It’s been a whirlwind of a week. Not what I’d expected, but pleasantly refreshing. This was the first week after holidays and that time of year when we’ve historically just been thrust back into normal life. And I always kind of dread this week. I get the post-holiday winter blues.

I was doing okay all through last weekend, and even early on Monday morning. I didn’t make it sad. But when the buzzer went off at 8:00 a.m. and it was finally time to go back to normal, I sat at my desk and then it hit me. I dreaded going back to work. I just didn’t want to do it. I wasn’t motivated. I wasn’t inspired. I didn’t want to be there anymore. I felt like I didn’t belong there, doing that job. It was 8:04 a.m. and I was already depressed.
I knew I had just just start doing something to make progress in figuring out what I was going to do next. I decided I’d just start the slow and arduous job of looking for a job, sending out resumes, maybe get some interviews, and just see where my journey takes me. But in my heart of hearts I knew that the standard job search wasn’t going to work. So, for grins, I went to our neighborhood’s “job board” Facebook group and saw a post from back in early September. A neighbor was looking for a Director of Operations to manage their business. So I sent her a message. I knew it was a long shot since her post was four months old. As luck would have it, she messaged me back, told me that they’d hired someone for the role, and his start date was supposed to be that very day, but he no-showed. She asked me to send her my resume, so I obliged. She then asked if I’d be able to come in for an interview that week. I gave her my availability, so we settled on an interview the next morning at 10:00 a.m. By 2:00 p.m. on Wednesday I had a job offer. I put in my resignation with my current company at 3:00 p.m.
I’m so excited about this new job. It’s just too much to list here, but it’s like life has come full circle. I used to do a similar job in another life 20 years ago. I’d lucked into that job by way of being a dedicated and trustworthy employee. My boss promoted me and taught me how to run the business, and I like to think I did a good job at it. I loved that job. I got to make decisions, I got to be creative, I got to be a servant leader, I got to build relationship, I got to learn every day, I got my ass kicked and I got back up. But that company was sold, and my team and I weren’t part of the acquisition. I lost that job. So that lead me down a long and different career path that, if I’m being honest, a lot of it hasn’t been as fulfilling.
So, long story short, my week and upcoming months that I was set to dread turned into a fast and furious and amazing change for the good, and I’m really, really excited about it.

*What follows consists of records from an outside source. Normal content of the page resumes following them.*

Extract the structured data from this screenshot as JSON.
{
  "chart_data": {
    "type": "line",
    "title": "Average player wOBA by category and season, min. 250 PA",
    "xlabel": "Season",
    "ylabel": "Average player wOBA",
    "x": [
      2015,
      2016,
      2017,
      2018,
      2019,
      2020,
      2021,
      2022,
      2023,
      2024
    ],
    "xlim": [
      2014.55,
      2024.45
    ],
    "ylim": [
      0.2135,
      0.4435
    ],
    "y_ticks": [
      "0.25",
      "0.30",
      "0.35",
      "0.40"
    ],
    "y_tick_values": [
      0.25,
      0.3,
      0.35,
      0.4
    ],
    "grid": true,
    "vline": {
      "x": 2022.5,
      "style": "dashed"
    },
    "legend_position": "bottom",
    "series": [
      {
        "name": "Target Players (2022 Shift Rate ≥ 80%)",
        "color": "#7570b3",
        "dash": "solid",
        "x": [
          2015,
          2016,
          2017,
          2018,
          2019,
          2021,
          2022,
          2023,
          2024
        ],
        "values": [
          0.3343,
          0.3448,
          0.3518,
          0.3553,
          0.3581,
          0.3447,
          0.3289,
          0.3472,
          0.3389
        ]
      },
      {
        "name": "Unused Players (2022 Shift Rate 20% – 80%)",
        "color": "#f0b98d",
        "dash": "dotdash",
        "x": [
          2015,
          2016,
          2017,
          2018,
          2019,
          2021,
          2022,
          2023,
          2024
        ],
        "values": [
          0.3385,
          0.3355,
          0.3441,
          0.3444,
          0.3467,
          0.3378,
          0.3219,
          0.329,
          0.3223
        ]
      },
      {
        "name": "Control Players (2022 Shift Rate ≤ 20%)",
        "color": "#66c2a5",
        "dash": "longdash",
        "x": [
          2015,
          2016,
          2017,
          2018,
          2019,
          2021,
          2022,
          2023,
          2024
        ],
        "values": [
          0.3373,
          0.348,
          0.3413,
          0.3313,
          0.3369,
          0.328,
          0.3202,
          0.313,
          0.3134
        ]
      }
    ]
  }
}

Maly went back up to Charleston past Saturday. She was dreading it (to a degree). The first day of school was canceled because of snow and ice. She doesn’t have classes on Tuesdays or Thursdays, so her first day of class was on Wednesday. After my good luck on Tuesday and Wednesday, I sent her a text message to see how life and classes had been. She said it was a good day. That made my day that much better.
It’s high time we have a series of fortunate events.